This morning, while enjoying time on the stationary bike [a quick aside for those in the dark...I absoltuely detest riding the stupid stationary bike, however - after 7 weeks and 6 days - I am still unable to run. So please inject your own version of extreme sarcasm, and re-read the previous sentence. Thank you.]
On to my point -- so, there I am -- brushing up on some passages from Søren Kierkegaard, while listening to Sportscenter. A bit of Danish philosophy on virtue, whipped up with the Top 10 plays of the week. I come across a sentence that really stuck with me - maybe I was looking for something, maybe it found me - but here goes:
"Anxiety is only the dizziness of freedom."

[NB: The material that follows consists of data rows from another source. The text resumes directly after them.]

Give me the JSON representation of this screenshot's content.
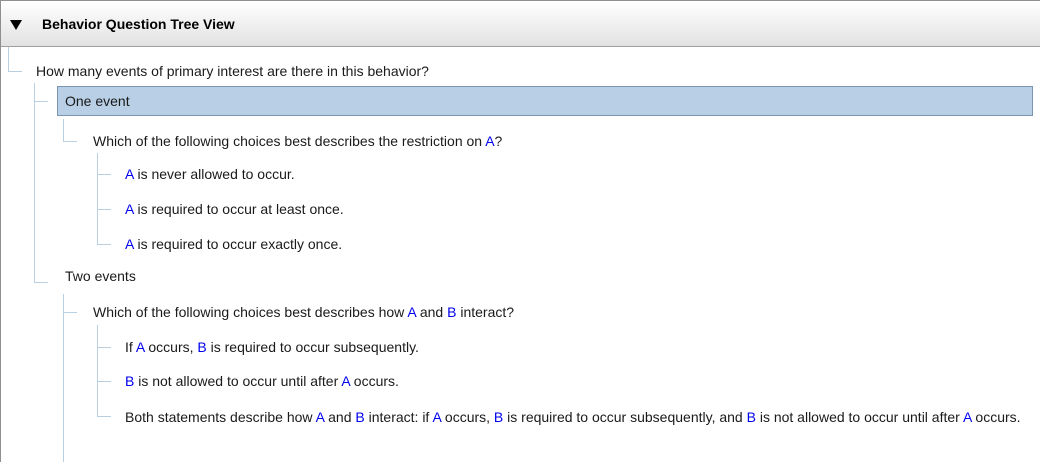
{
  "panel": {
    "title": "Behavior Question Tree View",
    "collapse_icon": "triangle-down-icon"
  },
  "colors": {
    "selection_bg": "#b8cfe5",
    "selection_border": "#7a95b2",
    "connector": "#b9cfe2",
    "variable": "#0000ee"
  },
  "tree": {
    "root": "How many events of primary interest are there in this behavior?",
    "one_event": {
      "label": "One event",
      "question": {
        "pre": "Which of the following choices best describes the restriction on ",
        "v1": "A",
        "post": "?"
      },
      "answers": [
        {
          "v": "A",
          "text": " is never allowed to occur."
        },
        {
          "v": "A",
          "text": " is required to occur at least once."
        },
        {
          "v": "A",
          "text": " is required to occur exactly once."
        }
      ]
    },
    "two_events": {
      "label": "Two events",
      "question": {
        "pre": "Which of the following choices best describes how ",
        "v1": "A",
        "mid": " and ",
        "v2": "B",
        "post": " interact?"
      },
      "answer1": {
        "t0": "If ",
        "v1": "A",
        "t1": " occurs, ",
        "v2": "B",
        "t2": " is required to occur subsequently."
      },
      "answer2": {
        "v1": "B",
        "t1": " is not allowed to occur until after ",
        "v2": "A",
        "t2": " occurs."
      },
      "answer3": {
        "t0": "Both statements describe how ",
        "v1": "A",
        "t1": " and ",
        "v2": "B",
        "t2": " interact: if ",
        "v3": "A",
        "t3": " occurs, ",
        "v4": "B",
        "t4": " is required to occur subsequently, and ",
        "v5": "B",
        "t5": " is not allowed to occur until after ",
        "v6": "A",
        "t6": " occurs."
      }
    }
  }
}
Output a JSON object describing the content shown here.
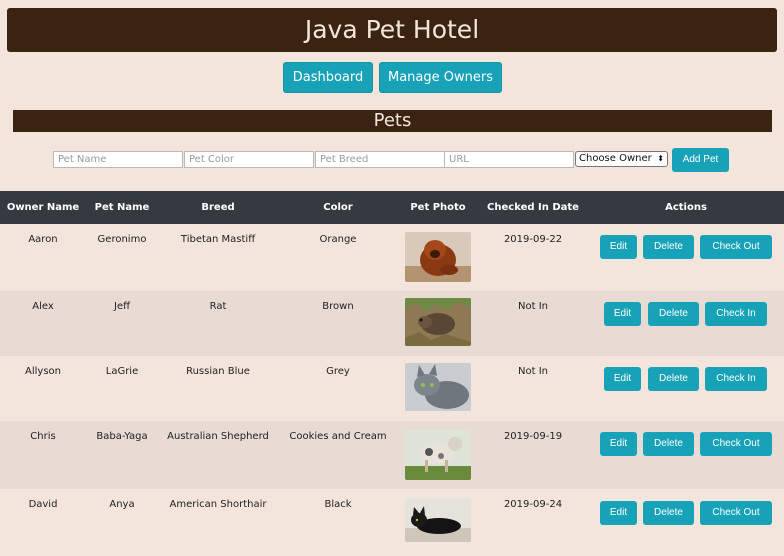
{
  "header": {
    "title": "Java Pet Hotel"
  },
  "nav": {
    "dashboard_label": "Dashboard",
    "owners_label": "Manage Owners"
  },
  "section": {
    "title": "Pets"
  },
  "form": {
    "pet_name_placeholder": "Pet Name",
    "pet_color_placeholder": "Pet Color",
    "pet_breed_placeholder": "Pet Breed",
    "url_placeholder": "URL",
    "owner_select_value": "Choose Owner",
    "add_label": "Add Pet"
  },
  "table": {
    "headers": [
      "Owner Name",
      "Pet Name",
      "Breed",
      "Color",
      "Pet Photo",
      "Checked In Date",
      "Actions"
    ],
    "rows": [
      {
        "owner": "Aaron",
        "pet": "Geronimo",
        "breed": "Tibetan Mastiff",
        "color": "Orange",
        "date": "2019-09-22",
        "edit": "Edit",
        "delete": "Delete",
        "toggle": "Check Out",
        "photo": "dog-photo"
      },
      {
        "owner": "Alex",
        "pet": "Jeff",
        "breed": "Rat",
        "color": "Brown",
        "date": "Not In",
        "edit": "Edit",
        "delete": "Delete",
        "toggle": "Check In",
        "photo": "rat-photo"
      },
      {
        "owner": "Allyson",
        "pet": "LaGrie",
        "breed": "Russian Blue",
        "color": "Grey",
        "date": "Not In",
        "edit": "Edit",
        "delete": "Delete",
        "toggle": "Check In",
        "photo": "cat-photo"
      },
      {
        "owner": "Chris",
        "pet": "Baba-Yaga",
        "breed": "Australian Shepherd",
        "color": "Cookies and Cream",
        "date": "2019-09-19",
        "edit": "Edit",
        "delete": "Delete",
        "toggle": "Check Out",
        "photo": "dog-photo"
      },
      {
        "owner": "David",
        "pet": "Anya",
        "breed": "American Shorthair",
        "color": "Black",
        "date": "2019-09-24",
        "edit": "Edit",
        "delete": "Delete",
        "toggle": "Check Out",
        "photo": "cat-photo"
      }
    ]
  },
  "colors": {
    "brand_dark": "#3a2411",
    "accent": "#17a2b8",
    "header_bg": "#343a40",
    "page_bg": "#f3e5db"
  }
}
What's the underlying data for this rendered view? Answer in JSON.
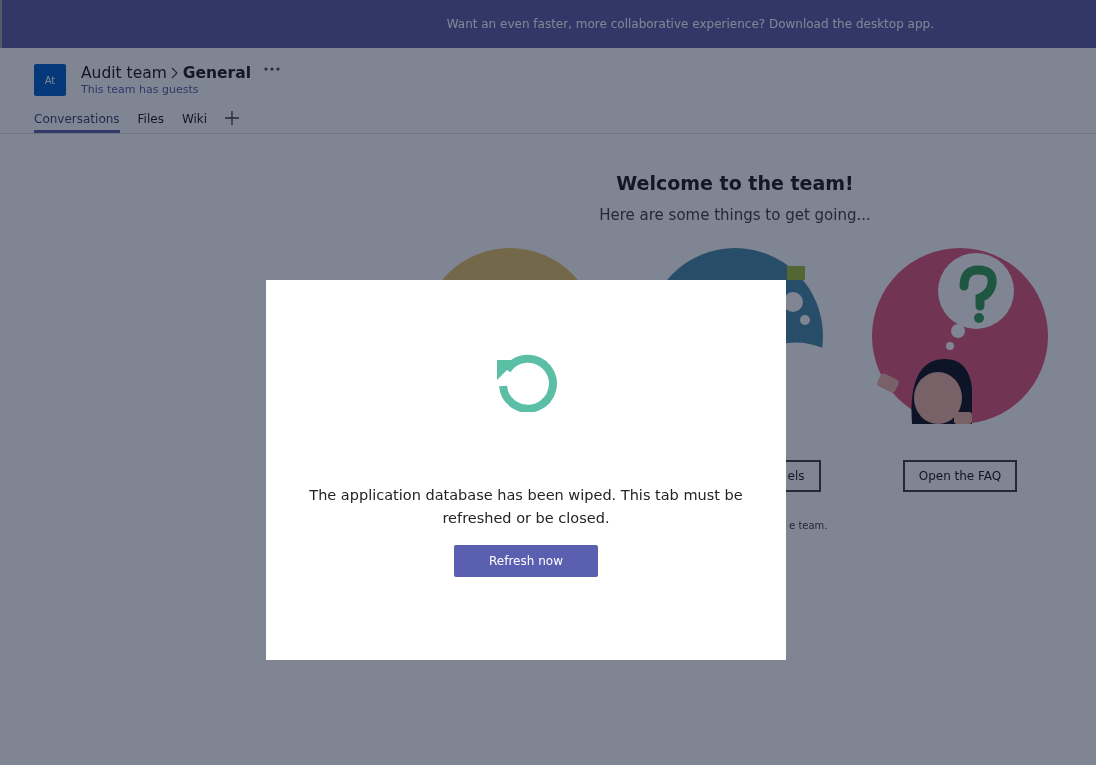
{
  "banner": {
    "text": "Want an even faster, more collaborative experience? Download the desktop app."
  },
  "header": {
    "avatar": "At",
    "team": "Audit team",
    "channel": "General",
    "subtitle": "This team has guests"
  },
  "tabs": [
    {
      "label": "Conversations",
      "selected": true
    },
    {
      "label": "Files",
      "selected": false
    },
    {
      "label": "Wiki",
      "selected": false
    }
  ],
  "welcome": {
    "title": "Welcome to the team!",
    "subtitle": "Here are some things to get going...",
    "cards": [
      {
        "kind": "team"
      },
      {
        "kind": "channels",
        "button": "els"
      },
      {
        "kind": "faq",
        "button": "Open the FAQ"
      }
    ],
    "note": "e team."
  },
  "dialog": {
    "message": "The application database has been wiped. This tab must be refreshed or be closed.",
    "button": "Refresh now"
  }
}
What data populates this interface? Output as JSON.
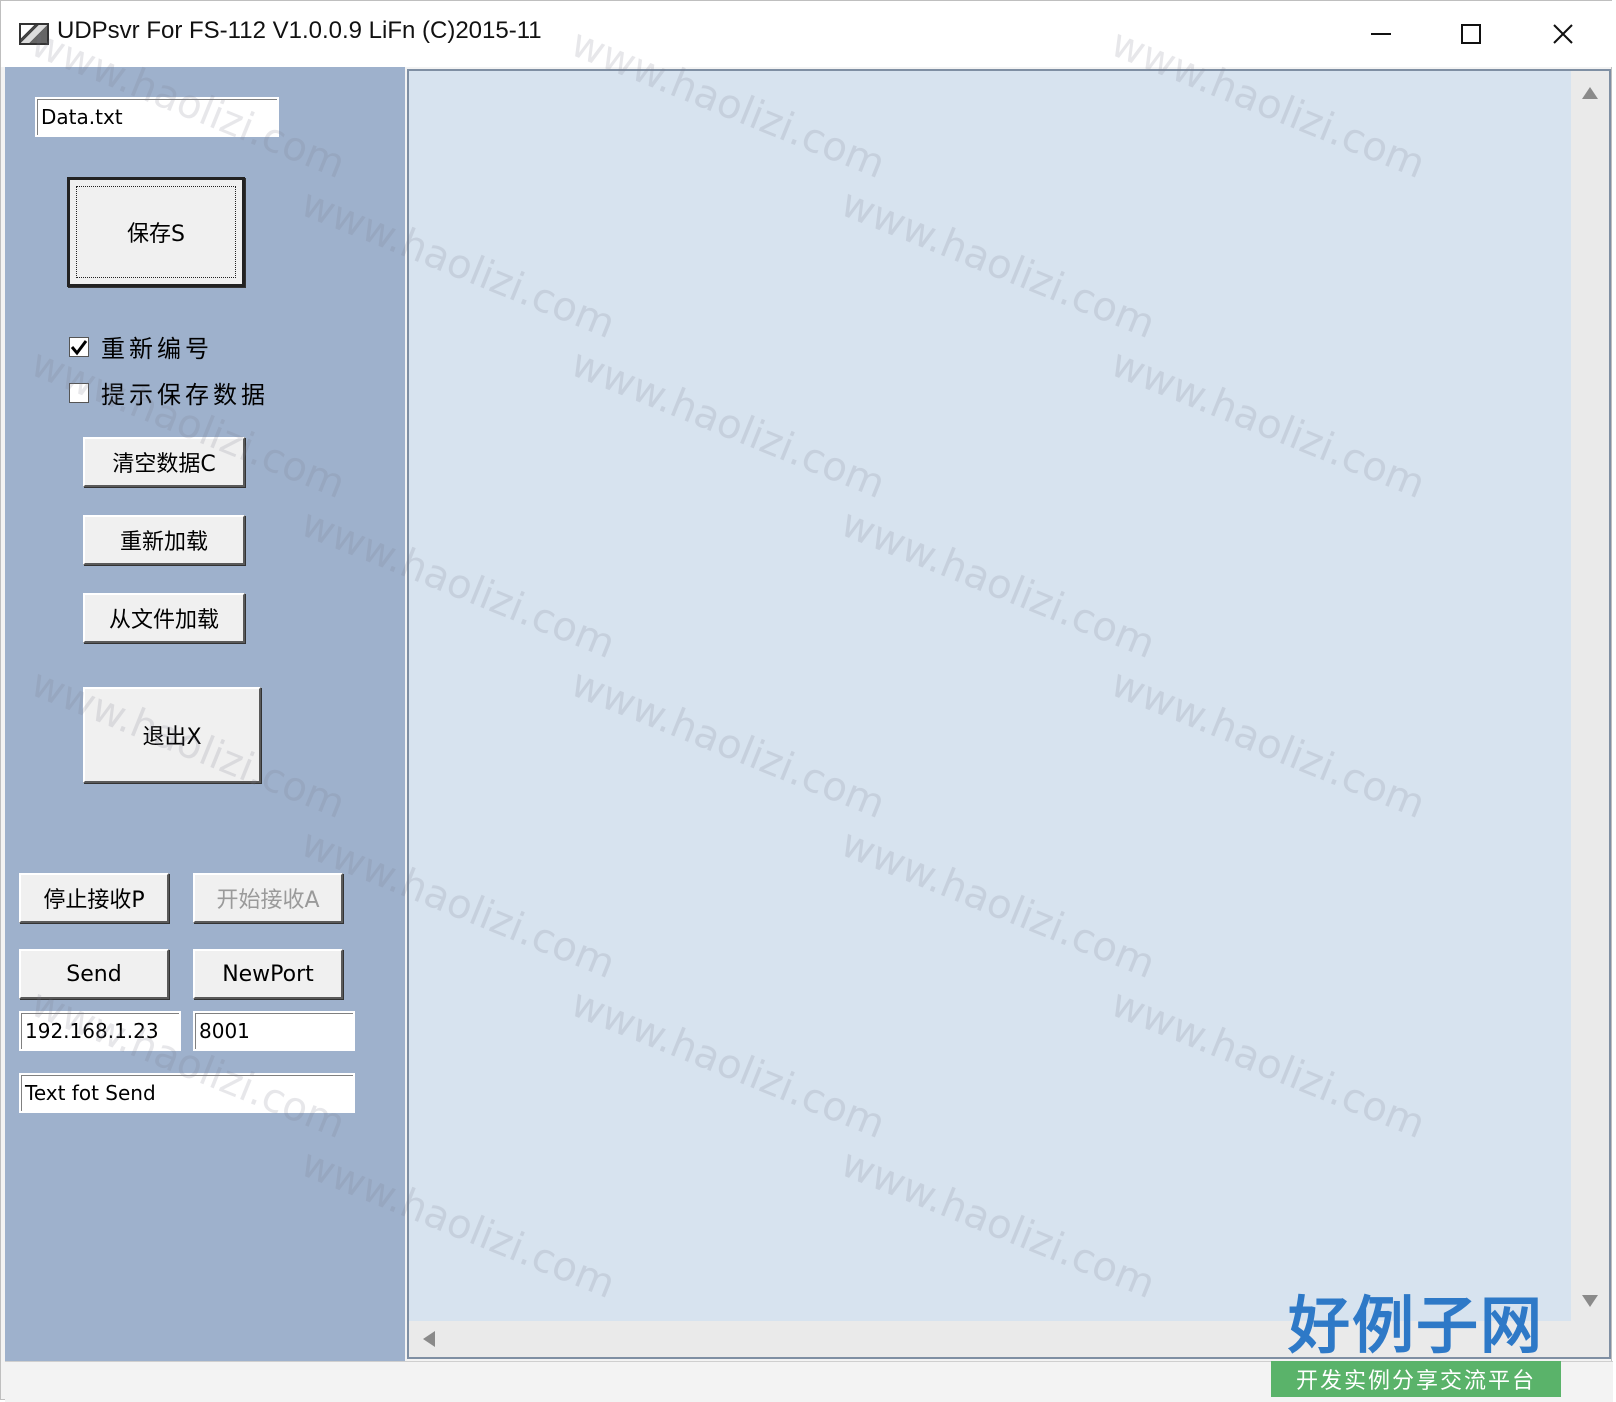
{
  "window": {
    "title": "UDPsvr For FS-112 V1.0.0.9 LiFn (C)2015-11"
  },
  "icons": {
    "minimize": "minimize-icon",
    "maximize": "maximize-icon",
    "close": "close-icon"
  },
  "panel": {
    "filename_value": "Data.txt",
    "save_label": "保存S",
    "renumber_label": "重新编号",
    "renumber_checked": true,
    "prompt_save_label": "提示保存数据",
    "prompt_save_checked": false,
    "clear_label": "清空数据C",
    "reload_label": "重新加载",
    "load_file_label": "从文件加载",
    "exit_label": "退出X",
    "stop_recv_label": "停止接收P",
    "start_recv_label": "开始接收A",
    "send_label": "Send",
    "newport_label": "NewPort",
    "ip_value": "192.168.1.23",
    "port_value": "8001",
    "send_text_value": "Text fot Send"
  },
  "watermark": {
    "text": "www.haolizi.com",
    "brand_main": "好例子网",
    "brand_sub": "开发实例分享交流平台"
  },
  "colors": {
    "panel_bg": "#9eb1cc",
    "list_bg": "#d7e3ef",
    "brand_blue": "#2e79c7",
    "brand_green": "#5ab36a"
  }
}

Since elle's release, I have tried to isolate how I have felt...always in a rush, a bit bossy (as my father pointed out), headache, pounding chest, blah, blah, blah, whine, whine, whine. I think everyone just assumed I was tired -- you know everyone keeps telling me how tired new parents are...yes, I am tired - but I am not going to mope around all day and tell everyone how tired I am -- how lame.
Anyway, I knew it was something else -- anxiety. Not anxoius that I would screw up on my first week on the elle-job, or that I was going into some random post-partum-by-association bout of depression. It was anxiety that I have this beautiful little creature who is totally dependent on us for everything. And after reading that phrase - it clicked - being a new parent isn't about how demanding or difficult it can be, it is about freedom.
We are free. Free to do whatever we can to make elle happy - to learn makes her smile, what makes her cry, what will be fun, and what will cause frustration. We have the opportunity to show her the world, and in return - we have the delicious challenge of seeing how good we can make life for our baby. That is fantastic.
So - after all that, I am not full of anxiety - I am just a little dizzy!